A lot of well-known and unknown people visited the Brunis' communal flat. Sweet honey-cakes having the shape of animals which didn't get stale till the next Christmas used to have baked there. The Brunis brought culiches to church for a blessing and attended a night-service at Easter.

Once before Easter Nina Konstantinovna holding a bag with culiches in her hand got off the bus. A driver hurried to close the door and Nina Konstantinovna didn't have time to let handrail go. The bus started pulling he" several metres along the road and she found herself under the wheels. As a result of this accident one of her legs was amputated. She was 78 years old and she had to walk on crutches. Later on her nephew lev Bruni who was a journalist specializing in international affairs got a prosphetic appliance for her from Switzerland. And this enabled her to visit her friends, to go to the exhibitions and to travel to Sudak where she cultivated the land in her kitchen garden moving along the ground sitting on the ordinary pillow as if it were an invalid carriage. Vasili Bruni still keeps this pillow in his house in Sudak in memory of his mother.

When Balmont and others were leaving Russia , Russia could perish but it didn't. Their descendants saved Russia . All of them , whatever the talent they had and contribution to the home culture they made, led the life that fell to their lot. They adapted this life to themselves ( but not vice versa!), they made it better than it could have been without them. But the most complicated thing is to live by one's own principles in any or even the worst world. In spite of all calamities people were able to decorate Christmas tree for their kids as well as to grill sausage and black bread on a bonfire as if it were a shashlyk and to serve it on grapes leaves as if it were a china set. And the most important thing was that people were able to give birth to many kids. Nina Konstantinovna and Lev Alexandrovich had seven kids. Two of them died in their babyhood. But their grown-up sisters and brothers have three or four kids as if they tried to make up a deficiency in their family. One of Lev Bruni's sons Lavrenti who could have become a famous artist was killed in the war. But in more than 20 years another Lavric, Lev Bruni's grandson, was born. He is fond of drawing and likes to paint in oils huge bunches of flowers to which he gives woman's names. Ivan Bruni's grandson Andrei also wants to become an artist.

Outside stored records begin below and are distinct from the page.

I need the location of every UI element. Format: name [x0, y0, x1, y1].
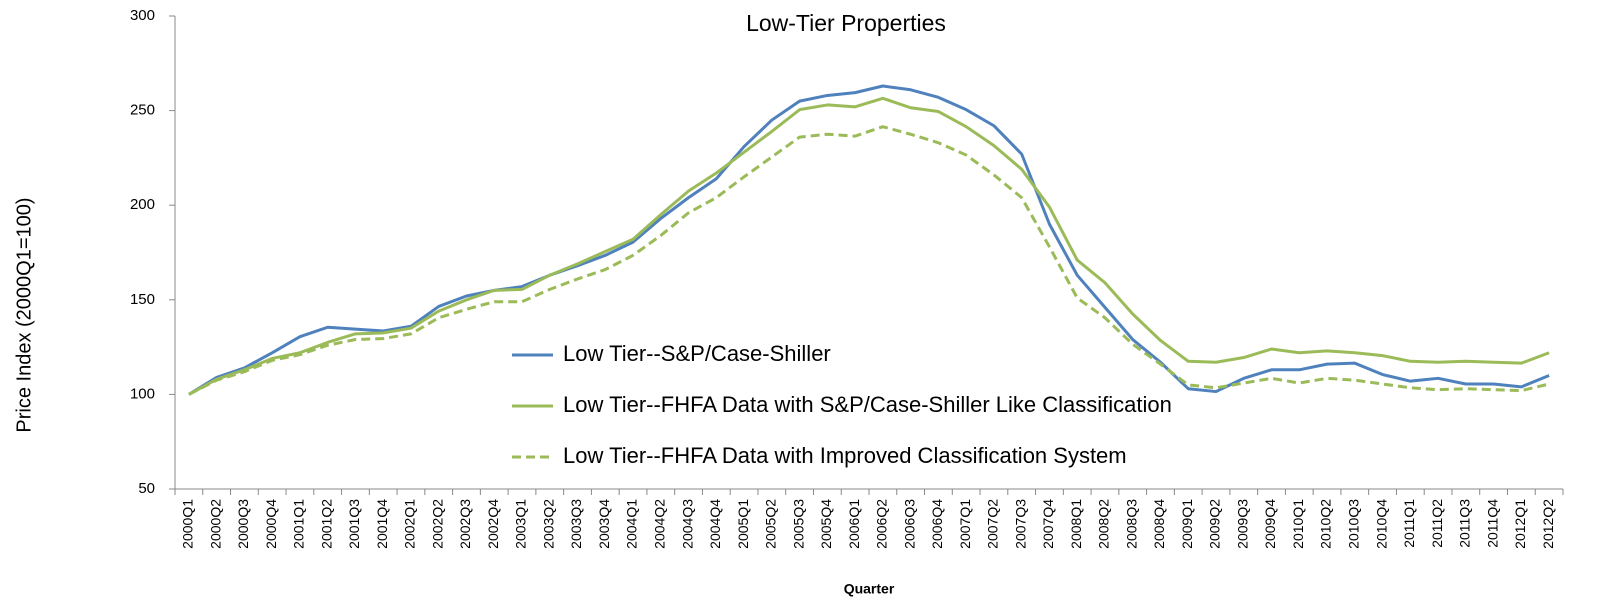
x-tick-label: 2006Q4: [929, 499, 945, 549]
x-tick-label: 2011Q1: [1401, 499, 1417, 548]
y-tick-label: 50: [138, 480, 155, 497]
x-tick-label: 2001Q3: [346, 499, 362, 549]
x-tick-label: 2002Q1: [402, 499, 418, 549]
y-axis-title: Price Index (2000Q1=100): [13, 197, 35, 432]
y-tick-label: 150: [130, 291, 155, 308]
x-tick-label: 2011Q4: [1484, 499, 1500, 548]
x-tick-label: 2002Q4: [485, 499, 501, 549]
x-tick-label: 2008Q3: [1123, 499, 1139, 549]
x-tick-label: 2009Q2: [1207, 499, 1223, 549]
x-tick-label: 2010Q2: [1318, 499, 1334, 549]
x-tick-label: 2007Q2: [985, 499, 1001, 549]
x-axis-title: Quarter: [844, 581, 895, 597]
x-tick-label: 2002Q2: [429, 499, 445, 549]
x-tick-label: 2009Q1: [1179, 499, 1195, 549]
x-tick-label: 2010Q3: [1346, 499, 1362, 549]
series-line: [188, 84, 1550, 396]
x-tick-label: 2008Q4: [1151, 499, 1167, 549]
y-tick-label: 100: [130, 385, 155, 402]
x-tick-label: 2001Q1: [291, 499, 307, 549]
x-tick-label: 2007Q1: [957, 499, 973, 549]
x-tick-label: 2006Q2: [874, 499, 890, 549]
x-tick-label: 2004Q3: [679, 499, 695, 549]
x-tick-label: 2003Q2: [540, 499, 556, 549]
x-tick-label: 2005Q3: [790, 499, 806, 549]
x-tick-label: 2012Q2: [1540, 499, 1556, 549]
legend-label: Low Tier--FHFA Data with Improved Classi…: [563, 443, 1127, 468]
x-tick-label: 2008Q2: [1096, 499, 1112, 549]
legend-label: Low Tier--S&P/Case-Shiller: [563, 341, 831, 366]
x-tick-label: 2006Q3: [901, 499, 917, 549]
chart-title: Low-Tier Properties: [746, 10, 946, 36]
x-tick-label: 2010Q4: [1373, 499, 1389, 549]
x-tick-label: 2003Q1: [513, 499, 529, 549]
x-tick-label: 2004Q1: [624, 499, 640, 549]
x-tick-label: 2011Q3: [1457, 499, 1473, 548]
x-tick-label: 2010Q1: [1290, 499, 1306, 549]
x-tick-label: 2005Q2: [763, 499, 779, 549]
x-tick-label: 2001Q4: [374, 499, 390, 549]
x-tick-label: 2004Q4: [707, 499, 723, 549]
x-tick-label: 2004Q2: [652, 499, 668, 549]
y-tick-label: 200: [130, 196, 155, 213]
x-tick-label: 2007Q3: [1012, 499, 1028, 549]
x-tick-label: 2003Q4: [596, 499, 612, 549]
x-tick-label: 2001Q2: [318, 499, 334, 549]
x-tick-label: 2005Q1: [735, 499, 751, 549]
x-tick-label: 2007Q4: [1040, 499, 1056, 549]
x-tick-label: 2009Q4: [1262, 499, 1278, 549]
x-tick-label: 2003Q3: [568, 499, 584, 549]
x-tick-label: 2009Q3: [1234, 499, 1250, 549]
x-tick-label: 2000Q4: [263, 499, 279, 549]
x-tick-label: 2000Q3: [235, 499, 251, 549]
series-line: [188, 96, 1550, 396]
x-tick-label: 2012Q1: [1512, 499, 1528, 549]
x-tick-label: 2000Q1: [180, 499, 196, 549]
x-tick-label: 2011Q2: [1429, 499, 1445, 548]
y-tick-label: 300: [130, 7, 155, 24]
x-tick-label: 2005Q4: [818, 499, 834, 549]
x-tick-label: 2006Q1: [846, 499, 862, 549]
x-tick-label: 2002Q3: [457, 499, 473, 549]
y-tick-label: 250: [130, 102, 155, 119]
x-tick-label: 2000Q2: [207, 499, 223, 549]
x-tick-label: 2008Q1: [1068, 499, 1084, 549]
series-line: [188, 125, 1550, 396]
legend-label: Low Tier--FHFA Data with S&P/Case-Shille…: [563, 392, 1172, 417]
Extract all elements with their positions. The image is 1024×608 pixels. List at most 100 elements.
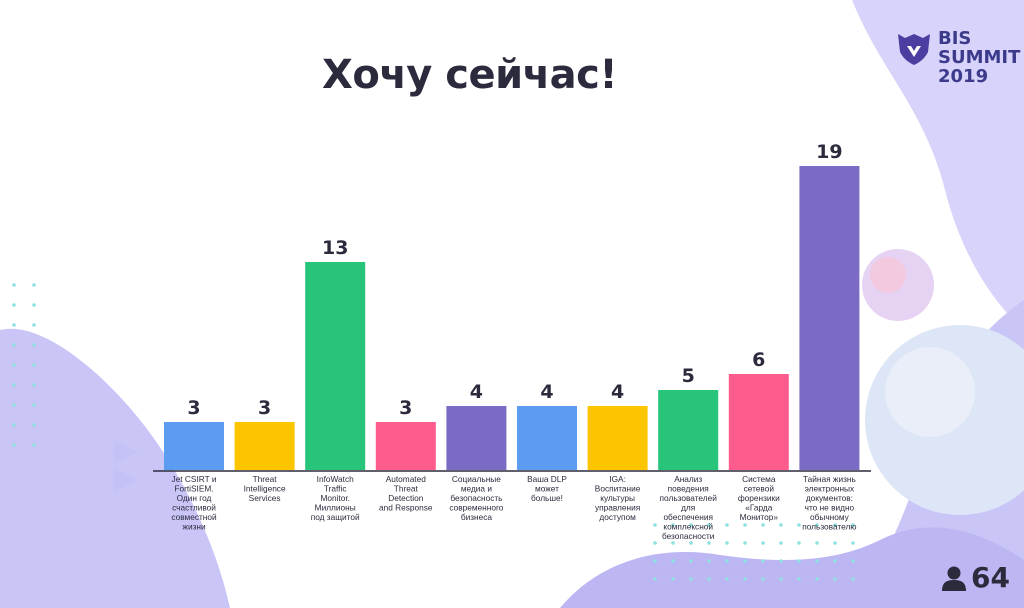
decorative-dot bbox=[689, 559, 693, 563]
bar bbox=[375, 422, 436, 470]
bar-value-label: 3 bbox=[187, 397, 200, 419]
shield-icon bbox=[898, 34, 930, 65]
decorative-dot bbox=[32, 363, 36, 367]
category-label: InfoWatch Traffic Monitor. Миллионы под защи… bbox=[311, 474, 360, 522]
bar bbox=[305, 262, 366, 470]
decorative-dot bbox=[833, 559, 837, 563]
bg-blob-bottom-wave bbox=[560, 527, 1024, 608]
logo-text-bis: BIS bbox=[938, 28, 972, 49]
bg-sphere-small-highlight bbox=[870, 257, 906, 293]
decorative-dot bbox=[12, 283, 16, 287]
decorative-dot bbox=[707, 577, 711, 581]
decorative-dot bbox=[653, 559, 657, 563]
category-label: Automated Threat Detection and Response bbox=[379, 474, 433, 513]
decorative-dot bbox=[743, 523, 747, 527]
decorative-dot bbox=[779, 523, 783, 527]
decorative-dot bbox=[32, 323, 36, 327]
decorative-dot bbox=[12, 443, 16, 447]
category-label: IGA: Воспитание культуры управления доступом bbox=[595, 474, 641, 522]
decorative-dot bbox=[32, 283, 36, 287]
bar bbox=[587, 406, 648, 470]
person-icon bbox=[942, 566, 967, 591]
decorative-dot bbox=[851, 577, 855, 581]
decorative-dots bbox=[12, 283, 855, 581]
decorative-dot bbox=[851, 523, 855, 527]
bar-value-label: 5 bbox=[682, 365, 695, 387]
decorative-dot bbox=[12, 383, 16, 387]
category-label: Анализ поведения пользователей для обеспечен… bbox=[660, 474, 718, 541]
decorative-dot bbox=[797, 559, 801, 563]
decorative-dot bbox=[761, 523, 765, 527]
decorative-dot bbox=[32, 423, 36, 427]
decorative-dot bbox=[707, 559, 711, 563]
category-label: Threat Intelligence Services bbox=[244, 474, 286, 503]
decorative-dot bbox=[743, 577, 747, 581]
decorative-dot bbox=[653, 541, 657, 545]
play-triangle-icon bbox=[114, 468, 138, 492]
bar bbox=[234, 422, 295, 470]
participants-count: 64 bbox=[971, 561, 1010, 594]
decorative-dot bbox=[707, 523, 711, 527]
logo-text-year: 2019 bbox=[938, 66, 989, 87]
logo-text-summit: SUMMIT bbox=[938, 47, 1021, 68]
decorative-dot bbox=[671, 523, 675, 527]
decorative-dot bbox=[671, 541, 675, 545]
bg-sphere-large-highlight bbox=[885, 347, 975, 437]
play-triangle-icon bbox=[114, 440, 138, 464]
decorative-dot bbox=[671, 577, 675, 581]
decorative-dot bbox=[12, 343, 16, 347]
category-label: Ваша DLP может больше! bbox=[527, 474, 567, 503]
decorative-dot bbox=[815, 523, 819, 527]
category-label: Социальные медиа и безопасность современног… bbox=[449, 474, 503, 522]
decorative-dot bbox=[851, 559, 855, 563]
decorative-dot bbox=[707, 541, 711, 545]
decorative-dot bbox=[833, 577, 837, 581]
decorative-dot bbox=[653, 523, 657, 527]
bar-value-label: 6 bbox=[752, 349, 765, 371]
decorative-dot bbox=[725, 559, 729, 563]
decorative-dot bbox=[761, 541, 765, 545]
bar-value-label: 4 bbox=[470, 381, 483, 403]
decorative-dot bbox=[725, 541, 729, 545]
decorative-dot bbox=[671, 559, 675, 563]
decorative-dot bbox=[689, 541, 693, 545]
decorative-dot bbox=[761, 559, 765, 563]
decorative-dot bbox=[779, 541, 783, 545]
decorative-dot bbox=[32, 443, 36, 447]
bar-value-label: 4 bbox=[540, 381, 553, 403]
category-label: Jet CSIRT и FortiSIEM. Один год счастливой с… bbox=[171, 474, 217, 532]
decorative-dot bbox=[12, 363, 16, 367]
participants-counter: 64 bbox=[941, 561, 1010, 594]
bar bbox=[799, 166, 860, 470]
decorative-dot bbox=[12, 403, 16, 407]
decorative-dot bbox=[815, 577, 819, 581]
bg-blob-top-right bbox=[852, 0, 1024, 330]
decorative-dot bbox=[797, 523, 801, 527]
decorative-dot bbox=[797, 541, 801, 545]
decorative-dot bbox=[689, 577, 693, 581]
decorative-dot bbox=[797, 577, 801, 581]
decorative-dot bbox=[32, 303, 36, 307]
bar bbox=[446, 406, 507, 470]
decorative-dot bbox=[779, 559, 783, 563]
bar-value-label: 4 bbox=[611, 381, 624, 403]
bar bbox=[728, 374, 789, 470]
decorative-dot bbox=[32, 383, 36, 387]
decorative-dot bbox=[761, 577, 765, 581]
slide-title: Хочу сейчас! bbox=[322, 52, 618, 98]
decorative-dot bbox=[815, 541, 819, 545]
decorative-dot bbox=[12, 423, 16, 427]
category-label: Система сетевой форензики «Гарда Монитор» bbox=[738, 474, 780, 522]
bar bbox=[658, 390, 719, 470]
category-label: Тайная жизнь электронных документов: что не… bbox=[802, 474, 856, 532]
bar-value-label: 13 bbox=[322, 237, 348, 259]
decorative-dot bbox=[815, 559, 819, 563]
decorative-dot bbox=[725, 523, 729, 527]
decorative-dot bbox=[32, 403, 36, 407]
decorative-dot bbox=[689, 523, 693, 527]
decorative-dot bbox=[833, 523, 837, 527]
decorative-dot bbox=[743, 559, 747, 563]
decorative-dot bbox=[743, 541, 747, 545]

Lots of guests visited kitchen ( so-called "brunevka") in Bruni's house in Sudak. Several years ago in this kitchen Lev Bruni's son Vasili saved the author of this article from severe depression by his unbelievable love for life! He doesn't paint pictures or write poems. He doesn't stand civilazation and spent half of his life in hard geological expeditions. He sings to a guitar accompaniment about a French captain who fell in love with a Japanese girl. And he himself loves women. And women love him to distraction. Like Balmont he is impetuous and tender. His granny Kate, Konstantin Dmitrievich' wife, taught his grandson the most important thing on earth is to be a kind person. Now he teaches the same thing to his younger kids -five-year-old Kate and eight-year-old Peter.

The air in Sudak's kitchen is inhabited by spirits of late members of family just as in Voloshin's and Gabrichevski' houses in Coctebel and Blok's apartment in St. Petersburg. Late members of family never leave living ones.

Lyrical digression.

On the 24th of December, 1942 Konstantin Balmont was being buried in Paris occupied by Germans. It was raining and the digged grave half-filled with water pushed out a coffin with Balmont's body on the surface several times. It seemed as if Balmont's restless soul didn't want to go to immortality this way. He was ready to go there but of his own free will! Balmont died in poverty in the Russian madhouse at the age of 79. Inscription on his grave in small French town Nuzi-le-Grand reads:KONSTANTIN BALMONT, the RUSSIAN POET.

During funeral repast after Ivan Bruni's funeral the relatives were sitting at the large table in the sitting room and singing with no accompaniment an old song of Russian emigrants. They were singing in tune quietly and harmoniously.